- Leader: Joseph Conombo Henri Guissou Joseph Ouedraogo Maurice Yaméogo
- Founded: June 1946
- Dissolved: 1955
- Preceded by: UDIHV
- Succeeded by: PSEMA MPA
- Ideology: Nationalism
- Continental affiliation: Indépendants d'Outre-Mer

= Voltaic Union =

Political party in Upper Volta

The Voltaic Union (Union voltaïque) was a political party in Upper Volta. It was formed soon after World War II on the initiative of the French governor Albert Mouragues, and Mouragues was accused of interference in the June 1948 local elections on behalf of the party. Also known as the Union pour la Défense des Interêts de la Haute Volta (UDIHV), it was an alliance of young Catholic-trained Voltans and traditional chiefs opposed to domination by the Ivory Coast. Early members included Joseph Conombo, Henri Guissou, Joseph Ouedraogo and Maurice Yaméogo.
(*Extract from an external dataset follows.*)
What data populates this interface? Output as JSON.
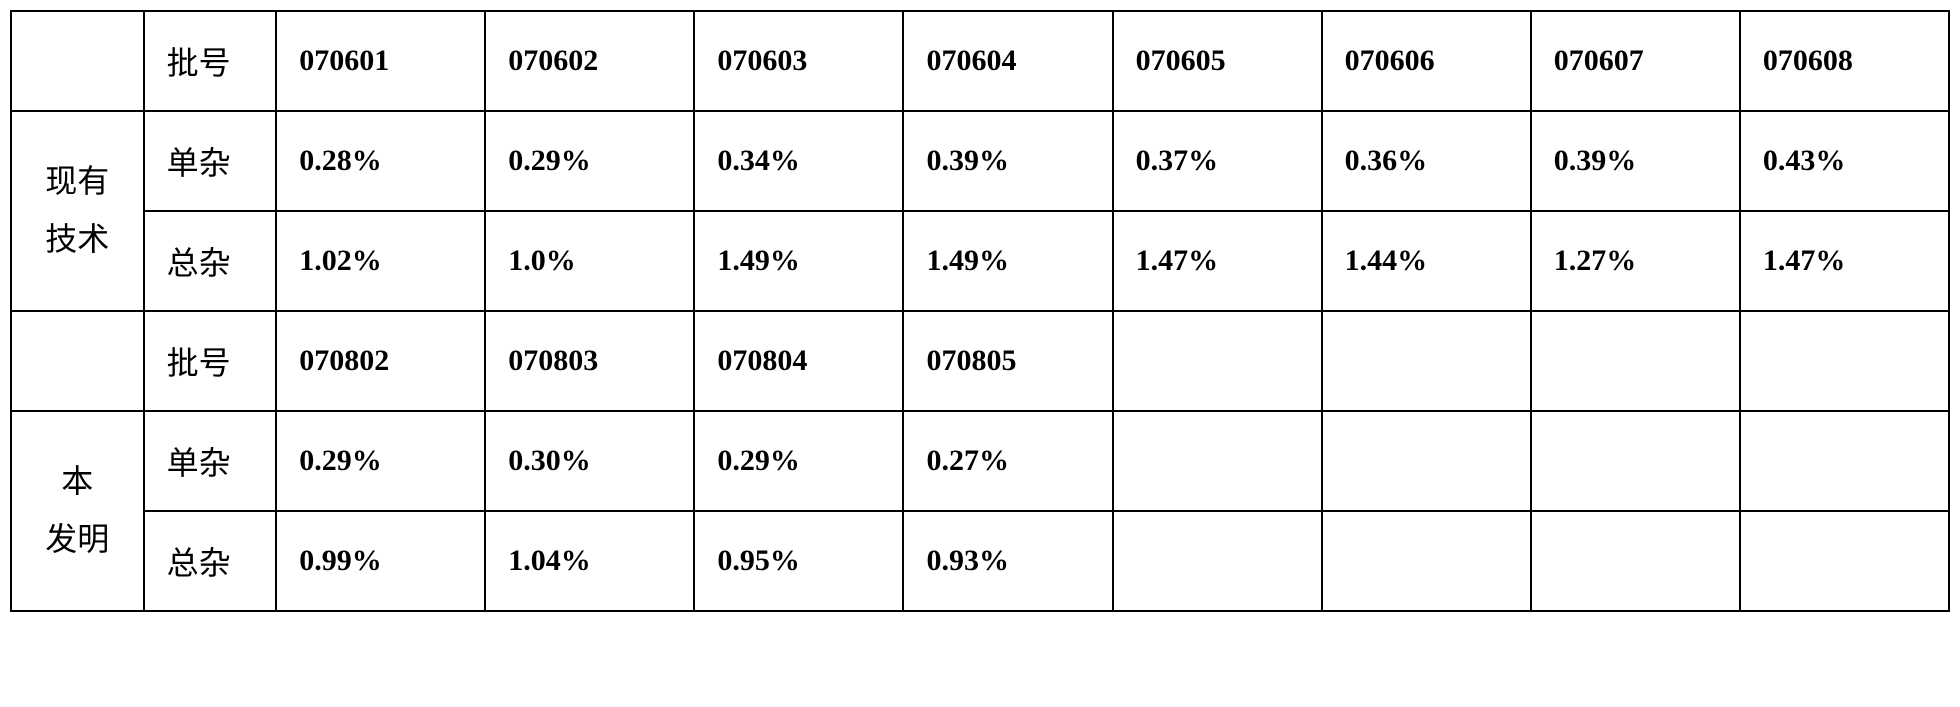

In 1948 the party joined Senghor's parliamentary initiative, Indépendants d'Outre-Mer (IOM).

In the 1951 elections UV sent four members to the National Assembly: Dr. Joseph Conombo, Henri Guissou, Nazi Boni and Mamadou Ouédraogo.

However, when its main backer, Governor Mouragues, left Upper Volta in 1953, the unity of UV became fragile. In 1955 Conombo and Guissou formed a new party, the Social Party for the Emancipation of the African Masses (PSEMA). Similarly Nazi Boni founded the African Popular Movement (MPA) the same year.